NCT number NCT02009228
Other study ID # 2011-06-004IA
Secondary ID
Status Completed
Phase Phase 3
First received December 8, 2013
Last updated December 8, 2013
Start date June 2011
Est. completion date June 2013

Study information

Verified date December 2013
Source Taipei Veterans General Hospital, Taiwan
Contact n/a
Is FDA regulated No
Health authority Taiwan: Institutional Review Board
Study type Interventional

Clinical Trial Summary

Minimally invasive surgery has become the standard treatment for many gynecologic disease processes. In the last decade, numerous studies have demonstrated that laparoscopic approaches to various gynecologic oncology conditions-particularly for early-stage endometrial and cervical cancers as well as select pelvic masses-is feasible and results in shorter hospital stays, improved quality of life and comparable surgical and oncologic outcomes to abdominal staging.For instance, the typical gynecologic robotic surgical procedure will require Two to three 5-mm ports and one 12-mm laparoscopic ports.
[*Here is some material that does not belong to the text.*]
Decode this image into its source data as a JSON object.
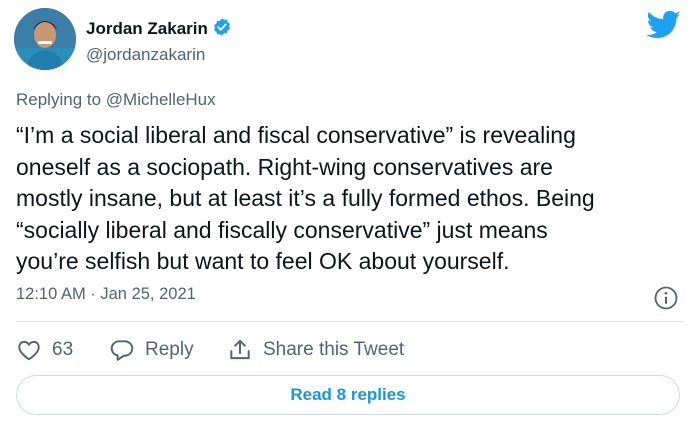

Recently, an even less invasive alternative to conventional laparoscopy surgery has been developed: laparoendoscopic single-site surgery (LESS), also known as single-port surgery. Single port laparoscopy is an attempt to further enhance the cosmetic benefits of minimally invasive surgery while minimizing the potential morbidity associated with multiple incisions. Preliminary advances in LESS as applied to urologic and gastrointestinal surgery demonstrate that the techniques are feasible provided that both optimal surgical technical expertise with advanced skills and optimal instrumentation are available. Recently, several publication showed the single port laparoscopic surgery is feasibility in gynecologic surgery including oophorectomy, cystecomty, and myomecomty. To our knowledge, the sample size of recent publication about single port surgery including cystectomy and myomecomty is small. Furthermore, these studies lack the comparison of single port and convectional laparoscopic surgery. Base on our recent study demonstrated that either the single-port or the conventional approach can be used for LAVH, but the single-port LAVH technique yielded less postoperative pain (Chen et al., Obestet Gynecol, 2011). The purpose of this study was to assess the feasibility of single port laparoscopic surgery in the treatment of benign gynecologic disease.


Description:

This study was designed as a retrospective case-control study, and port placement was one of the differences in operative procedures between the two groups. Patients with ovarian dermoid cysts were evaluated at Taipei Veterans General Hospital from June 13, 2011 through June 12, 2013. Approval for the study was obtained from the hospital's ethics committee, and informed consent was obtained from all patients (VGHIRB 2011-06-004IA).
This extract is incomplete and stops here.